I am unconditionally loved by (almost) all the individuals in my life. That is the only love I need. THAT is the only validation of my worth that I need. The only validation YOU need. That is the only chapter you need to keep open for the rest of your life.

Before I am able to close the chapter of this heartbreak I want the boy who began this domino effect of unworthiness and absence of love to know something else other than the obvious: I don’t blame you…

I don’t blame you for falling out of love.

I don’t blame you for recognizing your feelings.

I don’t blame you for being scared to tell me.

I understand that we are all human and the only consistency in our lives is change. Weather changes, seasons change, people change, emotions change. It’s a matter of life that, as much as it may be unpleasant and painful at times, is necessary. But one thing we do have control over is how we handle these episodes of emotional change. You had control over how this would play out and you butchered it so poorly. For that I blame you…

I blame you for handling this the way you did.

I blame you for leading me to believe you felt a different way.

I blame you for blindsiding me.

I blame you for sending me a text that said those seven words I feared most.

As much as I understand we are human and things change, I do not understand the immaturity and spitefulness of telling someone you once loved you do not love them anymore. I do not understand your thought process that led you to believe it was a good idea to tell someone who you knew was already hurting that they were unloved. I do not understand how you could overlook the huge details of a fragile personality you once knew so well and allow yourself to say the one thing you knew couldn’t be tolerated. I need you to understand these key things about me the next time you consider making someone feel unloved…
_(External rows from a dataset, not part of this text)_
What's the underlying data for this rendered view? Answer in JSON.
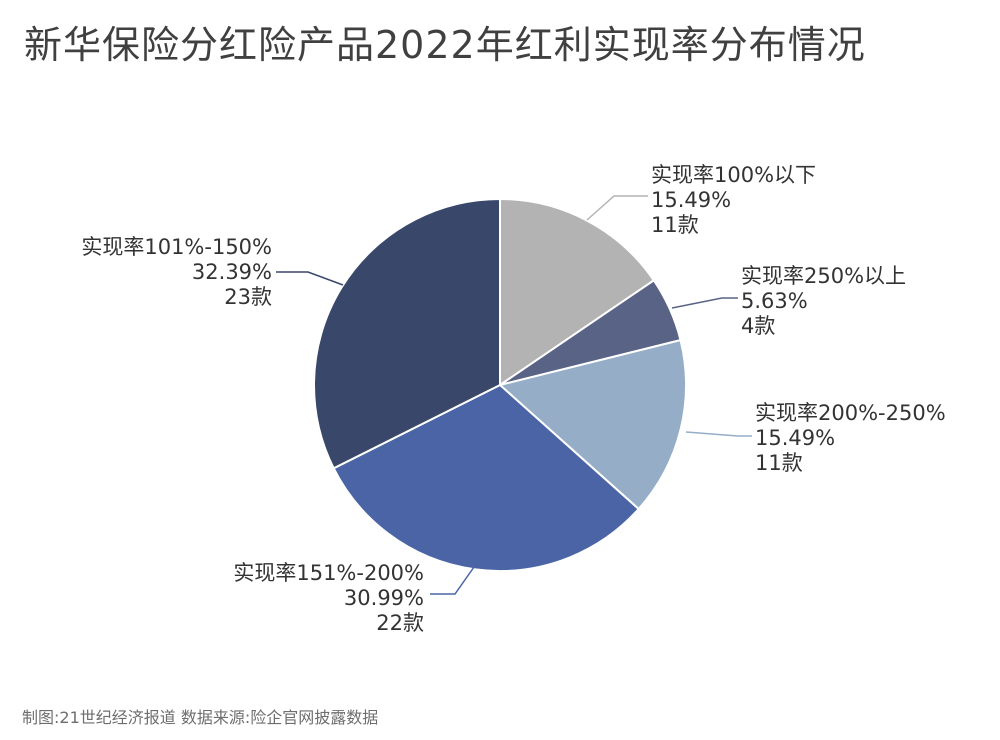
{
  "title": "新华保险分红险产品2022年红利实现率分布情况",
  "footer": "制图:21世纪经济报道 数据来源:险企官网披露数据",
  "chart_data": {
    "type": "pie",
    "slices": [
      {
        "label": "实现率100%以下",
        "percent_text": "15.49%",
        "count_text": "11款",
        "value": 15.49,
        "count": 11,
        "color": "#b3b3b3"
      },
      {
        "label": "实现率250%以上",
        "percent_text": "5.63%",
        "count_text": "4款",
        "value": 5.63,
        "count": 4,
        "color": "#596386"
      },
      {
        "label": "实现率200%-250%",
        "percent_text": "15.49%",
        "count_text": "11款",
        "value": 15.49,
        "count": 11,
        "color": "#95adc7"
      },
      {
        "label": "实现率151%-200%",
        "percent_text": "30.99%",
        "count_text": "22款",
        "value": 30.99,
        "count": 22,
        "color": "#4a64a6"
      },
      {
        "label": "实现率101%-150%",
        "percent_text": "32.39%",
        "count_text": "23款",
        "value": 32.39,
        "count": 23,
        "color": "#39476b"
      }
    ]
  }
}
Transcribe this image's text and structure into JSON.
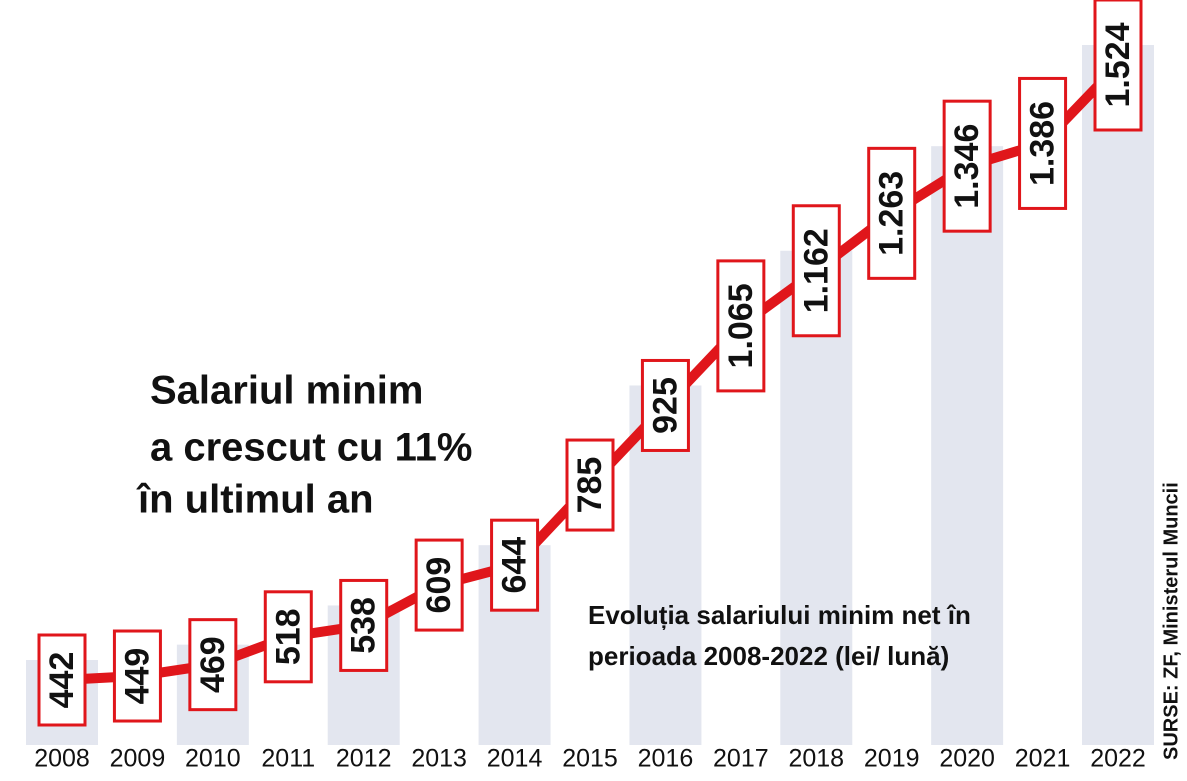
{
  "chart_data": {
    "type": "line",
    "title": [
      "Salariul minim",
      "a crescut cu 11%",
      "în ultimul an"
    ],
    "subtitle": [
      "Evoluția salariului minim net în",
      "perioada 2008-2022 (lei/ lună)"
    ],
    "source": "SURSE: ZF, Ministerul Muncii",
    "categories": [
      "2008",
      "2009",
      "2010",
      "2011",
      "2012",
      "2013",
      "2014",
      "2015",
      "2016",
      "2017",
      "2018",
      "2019",
      "2020",
      "2021",
      "2022"
    ],
    "values": [
      442,
      449,
      469,
      518,
      538,
      609,
      644,
      785,
      925,
      1065,
      1162,
      1263,
      1346,
      1386,
      1524
    ],
    "value_labels": [
      "442",
      "449",
      "469",
      "518",
      "538",
      "609",
      "644",
      "785",
      "925",
      "1.065",
      "1.162",
      "1.263",
      "1.346",
      "1.386",
      "1.524"
    ],
    "color": "#e0161b",
    "bar_color": "#e3e6ef"
  }
}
I am familiar- I once knew you so well, but I don’t know you anymore – and that’s okay.

I am breakable – I allowed you to see my insecurities – and that’s okay.

I am capable – I know that I will be able to learn from this even though I will likely never be able to think of you the same – and that’s okay.

I am vivid – you showed me your true colors which were nothing compared to the palate I believed you were – and that’s okay.

As long as you understand these things about me I want you to know this: I do not want to end this chapter of my relationship with you by telling you I hate you, or that I regret us because I don’t whatsoever. That’s why this hurts so deeply.

Instead, I want to end this chapter of our relationship by thanking you for allowing me to recognize the following lessons that will hopefully reach other broken individuals dealing with a similar situation:

It is okay for emotions to change.

It is not okay to violate someone’s insecurities you are aware of.

But most importantly: It is okay for someone to fall out of love, this does not by any means indicate that the other party is unloved. This only means that you are no longer loved by someone who is a stranger now. And that is all you need to remember.

And if you, as the reader of this final chapter ever forget this just know … I love you, I’ve been there, I feel it now, and you are so worthy of being loved. Close this chapter and continue to love the next person like you should have been loved before.

This is the end of my chapter of heartbreak.